WASHINGTON — When Lauren Miller was flying from her home state of Texas to Colorado two years ago, as the plane took off, she felt a moment of relief — not because she was delayed for hours or because she needed a vacation, but because she was about to meet doctors who could treat her complicated pregnancy with twins.

Miller, whose family has been in the Lone Star State for eight generations, testified Wednesday before a U.S. Senate panel about the struggles she faced when she learned in 2022 that one of her twins’ brain was not developing properly and was approximately half liquid.

“One of our twin sons was going to die. It was just a matter of how fast,” Miller testified. “And with each day he continued to grow, he put me and his twin at greater and greater risk.”

The fear was complicated by Texas’ strict abortion restrictions, which forced Miller to seek treatment without medical assistance.

Miller testified that fortunately she had a long-time friend she could trust who was an obstetrician-gynecologist who understood the abortion law situation and knew doctors who could facilitate with her diagnosis.

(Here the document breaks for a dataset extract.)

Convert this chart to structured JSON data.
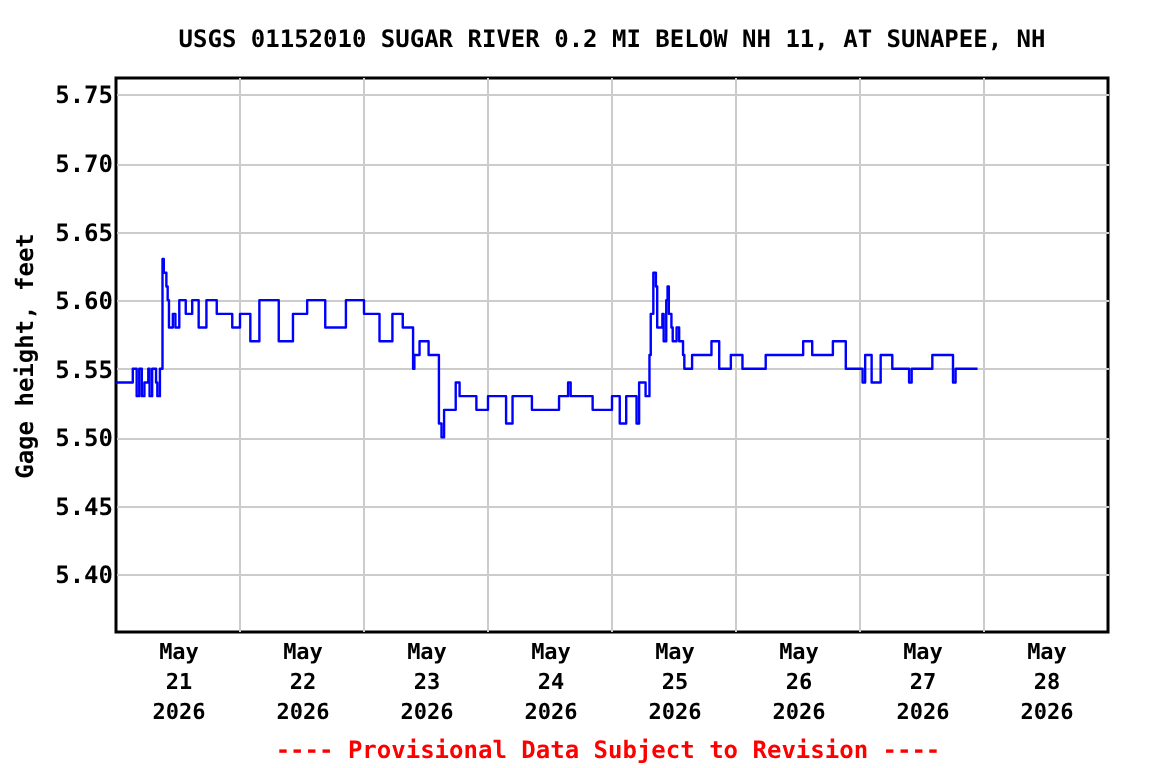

“Fortunately, she knew an OB-GYN in Colorado who was in a safe condition,” Miller testified. “And I’ll never forget when I talked to him on the phone and his first words were, ‘I’m down to earth in Colorado and I can answer any question.'”

Miller determined that the best option for her and her family would be a single-fetal reduction, but it was technically an abortion and she could not have it performed in Texas.

When discussing how to travel, she and her husband considered leaving their cell phones at home and using only cash for fear of being tracked or penalized for traveling for the procedure. However, they ended up flying instead of driving because of how ailing she was at the time.

“We haven’t told anyone what happened,” Miller said Wednesday. “We didn’t tell anyone what we did because we were so afraid.”

Interstate travel bill

The hearing on interstate travel was considered by the Senate Judiciary Committee’s Subcommittee on Federal Courts, Oversight, Agency Operations, and Federal Rights.

The panel’s Democratic chairman, Sen. Sheldon Whitehouse of Rhode Island, said Congress should pass legislation Nevada Democratic Sen. Catherine Cortez Masto, who would affirm that people have the right to travel between states to obtain reproductive health care.

On Wednesday, Cortez Masto testified before the committee that the number of patients traveling for abortions has increased dramatically in her home state over the past two years and that the bill would protect those people and their doctors.

“Our legislation affirms that women have a fundamental right to interstate travel and makes clear that states cannot prosecute women, or anyone who assists them, for traveling to another state to obtain the necessary reproductive care they need,” Cortez stated Masto. “The Health Care Freedom to Travel Act would also protect health care providers in pro-choice states like Nevada who help women traveling from out of state.”

The right to travel is already fundamental across the United States, but several GOP states have begun looking for ways to prevent their residents from traveling for abortions.

The right to travel

Jocelyn Frye, president of the National Partnership for Women and Families in Washington, testified at the hearing that attempted travel bans are “highly problematic, inconsistent with longstanding constitutional protections and Supreme Court precedent, and would cause even greater disruptions to everyday life.” our health care system.”

Frye told senators that the right to travel between states “is one of the foundations” of the United States, which was included in the Articles of Confederation, which was approved before the Constitution, although the right is also found in that document.

“Efforts to actually impede the right to travel really go to the heart of our constitution and our democracy.” Frye said. “And you know, even in a world where people disagree on many issues, our ability to move from state to state of our own accord is a fundamental principle.”

Frye also addressed Supreme Court Associate Justice Brett Kavanaugh’s concurring opinion invalidating the constitutional right to abortion, in which he affirmed that people seeking an abortion have the right to travel between states.

Kavanaugh wrote: “For example, can a state prohibit a resident of that state from traveling to another state for an abortion? In my opinion, the answer is not based on a constitutional right to interstate travel.”